Il n’en va pas de même du mystique musulman. Là où le mystique chrétien, poussé par son élan intérieur, force les barrières derrière lesquelles il veut voir l’Etre éternel et parfait qui l’a créé à son image, le mystique musulman ne peut percevoir, à travers ses sens ne doit se représenter qu’un nom : Allah. Il cherche la vision, et il lui est interdit de voir. A cette vision impossible, défendue, supplée pour lui la sensation.

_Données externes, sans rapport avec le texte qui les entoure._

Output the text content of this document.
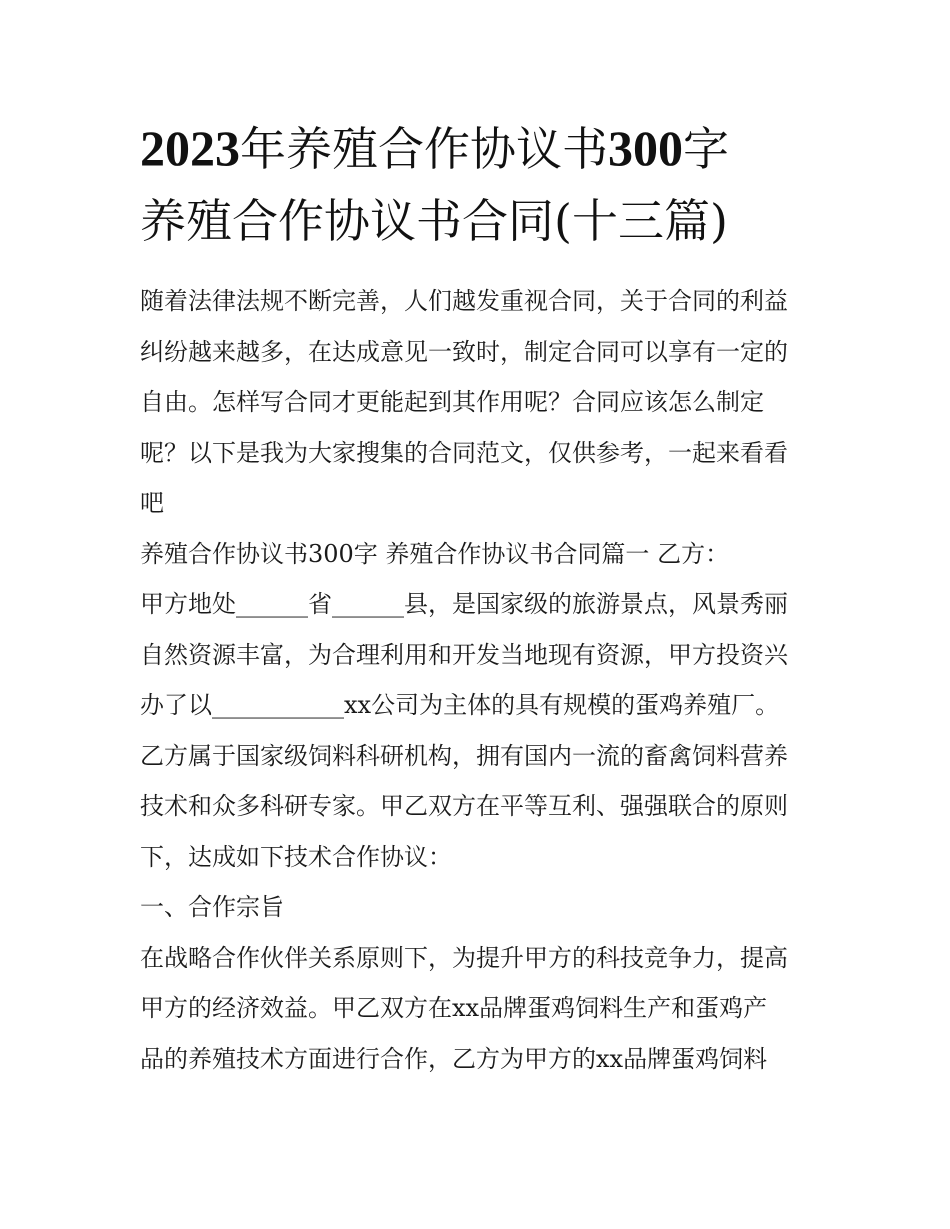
2023年养殖合作协议书300字
养殖合作协议书合同(十三篇)

随着法律法规不断完善，人们越发重视合同，关于合同的利益
纠纷越来越多，在达成意见一致时，制定合同可以享有一定的
自由。怎样写合同才更能起到其作用呢？合同应该怎么制定
呢？以下是我为大家搜集的合同范文，仅供参考，一起来看看
吧

养殖合作协议书300字 养殖合作协议书合同篇一 乙方：

甲方地处______省______县，是国家级的旅游景点，风景秀丽
自然资源丰富，为合理利用和开发当地现有资源，甲方投资兴
办了以___________xx公司为主体的具有规模的蛋鸡养殖厂。
乙方属于国家级饲料科研机构，拥有国内一流的畜禽饲料营养
技术和众多科研专家。甲乙双方在平等互利、强强联合的原则
下，达成如下技术合作协议：

一、合作宗旨

在战略合作伙伴关系原则下，为提升甲方的科技竞争力，提高
甲方的经济效益。甲乙双方在xx品牌蛋鸡饲料生产和蛋鸡产
品的养殖技术方面进行合作，乙方为甲方的xx品牌蛋鸡饲料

Sentir, sentir ce qu’on veut ; anéantir en soi les besoins ordinaires de la vie physique ; s’affranchir de la douleur en la niant, en la bravant, et se servir de cette douleur domptée qui tient lieu de vertu, qui se suffit, pour monter dans le ciel de l’extase, c’est l’idéal auquel peut facilement s’élever le malheureux. Dire à la pauvreté, à la souffrance : « Tu es un bien, » un bien sensuel, un bien charnel, un sujet d’orgueil, c’est être dès ce monde comme vainqueur de la nature et miraculé. C’est parvenir à une sorte de mysticisme de la chair, ce n’est plus offrir son corps en muet sacrifice au feu divin de l’âme, c’est au contraire en faire l’objet orgueilleux du miracle, et confondre en lui les lois ordinaires de la vie.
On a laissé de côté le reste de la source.